If you haven't discovered panko bread crumbs yet, find them. In my opinion, they are so much better than regular bread crumbs. Panko bread crumbs are commonly used in Japanese cooking and result in a crunchier coating. They are much lighter and airier than traditional bread crumbs.
When you want to make chicken quickly, butterfly your skinless boneless chicken breasts and pound them to a uniform thickness. By reducing the thickness of the chicken breasts, you can cook them very quickly whjch in general results in a much juicier chicken breast as they tend to dry out much easier with longer cooking times. To make them easier to coat and handle, I also cut these in half to make smaller pieces instead of one large butterflied breast.
I served this chicken with a roasted butternut squash and apple mixture, see the recipe here.
Parmesan Panko Crusted Chicken
3-4 skinless, boneless chicken breasts (about 2 lbs)
1 cup buttermilk
1 cup panko bread crumbs
1 cup shredded/coarsely grated Parmesan cheese
1 tsp dried thyme
1 tsp garlic powder
1/2 tsp dried rosemary
Salt and Pepper
Trim any fat from chicken breasts, butterfly, cut in half, and pound to an even thickness, about 1/2" thick. Season both sides lightly with salt and pepper. In a shallow bowl, whisk together buttermilk and egg and add a little salt and pepper (about 1/2 tsp each). In another bowl or on a plate, combine bread crumbs, cheese, thyme, rosemary, and garlic.

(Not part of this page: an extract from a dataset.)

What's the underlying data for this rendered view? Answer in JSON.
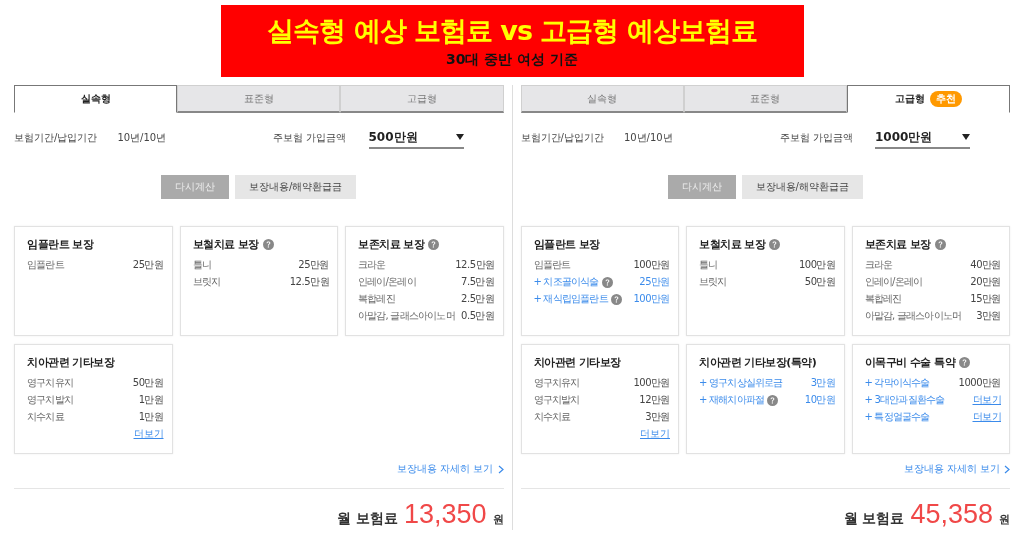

Heat a large skillet over medium-high heat with 3-4 tablespoons of olive oil, enough to coat the bottom of the pan liberally. Bread the chicken cutlets by first dunking both sides in buttermilk mixture and then coating both sides with bread crumb mixture.
Add to hot pan. Don't overcrowd the pan, a 10" skillet will hold about 4 pieces so you may need to cook it in 2 batches.
Cook about 4-6 minutes on the first side, flipping when the breading is a deep golden brown crust. The second side will cook slightly faster. Line a large plate with paper towels and remove cooked chicken to plate. Cover with foil while you cook the second batch.